Ich bin ein Berliner?

I don’t know when I’ve seen a single category of my internet homepage, Arts & Letters Daily, here, as full as now with its collection of articles reflecting on the fall of the Berlin Wall, 20 years ago on Monday. 1989, it announces, was the biggest year in world history since 1945. 

Checkpoint Charlie poster

Twenty years is not so long. Even the relatively young among us will surely remember it. Two of our kids brought home the famous Checkpoint Charlie poster — of the young soldier jumping to freedom — from their student exchange trips to Germany. We drymounted them and the image of freedom’s leap hung in their rooms until they left, a memory, perhaps, of their first short travels away. One of the posters got taken along, the other lies in the childless room, turned store room of sorts, the poster slightly warped but now also a memory of our children’s presence in our house, and the way they decorated their space. 

 I remember the fall of the Wall, of course, but looking back in my journals of Nov. 1989, I don’t find a word written about it. My only excuse is that I was in some excitement and tremor of my own, as my first book had just been released.Still, you’d think I could have mentioned the Wall. It’s the nature of personal journalling, I suppose. I do know we were all rather taken with Mikhail Gorbachev. 

Of a day nearly a year later, Oct. 3, 1990, however, I have notes. I was sitting in the public library, Henderson Branch, overwhelmed by the official re-unification of the two Germanys that day, and jotting lines trying to make sense of why it mattered to me, why I was so happy. 

 I wasn’t alive in 1945 when the Enemy was humbled to just proportions… when corpses formed Babels of perversity… when photographs were made of naked men / hands clutched to cover circumcised shame in the moment just before they died… In books and television and history lessons of all kinds, I had had images and words to educate my shock, determined I would look but never comprehend it …

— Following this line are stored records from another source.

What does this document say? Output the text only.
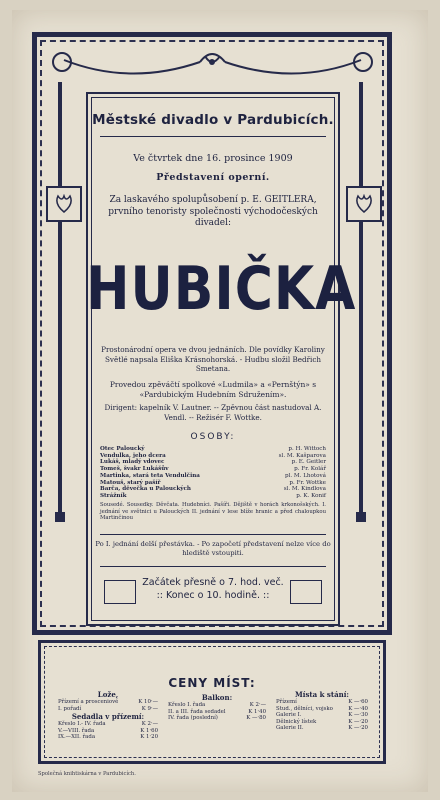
Městské divadlo v Pardubicích.
Ve čtvrtek dne 16. prosince 1909
Představení operní.
Za laskavého spolupůsobení p. E. GEITLERA, prvního tenoristy společnosti východočeských divadel:
HUBIČKA
Prostonárodní opera ve dvou jednáních. Dle povídky Karoliny Světlé napsala Eliška Krásnohorská. - Hudbu složil Bedřich Smetana.
Provedou zpěváčtí spolkové «Ludmila» a «Pernštýn» s «Pardubickým Hudebním Sdružením».
Dirigent: kapelník V. Lautner. -- Zpěvnou část nastudoval A. Vendl. -- Režisér F. Wottke.
OSOBY:
Otec Paloucký	p. H. Wittoch
Vendulka, jeho dcera	sl. M. Kašparova
Lukáš, mladý vdovec	p. E. Geitler
Tomeš, švakr Lukášův	p. Fr. Kolář
Martinka, stará teta Vendulčina	pl. M. Lhotová
Matouš, starý pašíř	p. Fr. Wottke
Barča, děvečka u Palouckých	sl. M. Kindlova
Strážník	p. K. Konif
Sousedé. Sousedky. Děvčata. Hudebníci. Pašíři. Dějiště v horách krkonošských. I. jednání ve světnici u Palouckých II. jednání v lese blíže hranic a před chaloupkou Martinčinou
Po I. jednání delší přestávka. - Po započetí představení nelze více do hlediště vstoupiti.
Začátek přesně o 7. hod. več.
:: Konec o 10. hodině. ::
CENY MÍST:
Lože,
Přízemí a prosceniové	K 10·—
I. pořadí	K 9·—
Sedadla v přízemí:
Křeslo I.- IV. řada	K 2·—
V.—VIII. řada	K 1·60
IX.—XII. řada	K 1·20
Balkon:
Křeslo I. řada	K 2·—
II. a III. řada sedadel	K 1·40
IV. řada (poslední)	K —·80
Místa k stání:
Přízemí	K —·60
Stud., dělníci, vojsko	K —·40
Galerie I.	K —·30
Dělnický lístek	K —·20
Galerie II.	K —·20
Společná knihtiskárna v Pardubicích.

Remembering the awfulness, the evil of it, how, as quotes from Nazism, A History in Documents and Eyewitness Accounts, 1919-45, Vol. 1, remember it, how Germans called the Fuehrer “Lord,” their “creator and preserver, the protector.” They actually said, “every flower… blooms in gratitude to him…” Quotes about Kristallnacht, and laws about everything that was newly forbidden: Jewish, that is. Surely they were pagans…

Far from that time and place, I grew up with Gentle Jesus and the children, his kind and undivided face… And in my youth, reading A.M. Klein, echoing his wrath, his double deuteronomies…

Here’s the thing. My very first language was German.  [But I assure you it means nothing.] By school time, though, it was only English that we spoke. My mother had no qualms to sing, “There’s Always Be An England.” I kept a scrapbook of the royal family. I’d grown up thoroughly Canadian, absorbed the British-centric country of my childhood.

Hadn’t I? 

So why, in light of my hatred of, in light of my resistance to this Germany and what they’d done and the division they’d surely deserved, why the tears of happiness, watching  jagged lumpen shapes of West and East, separated twins of history, re-form… the atlases of unredeemed history redundant at midnight…

Was it a kind of forgiveness then? Two now one, when a thousand pieces scattered would not have been too many?

I insist it was an accident, that I heard my first truth in their language… Gott ist die Liebe [God is love], and over and over the crucifixion story, in German, until my mouth was splintered…  gagging on Seven Last Words

    until the Eighth:

   Congratulations!

It still seems complicated. Country and language and what they mean. And also champagne… sparkling everywhere / inside me / over vestiges of walls / across the burial pits of slaughtered Jews.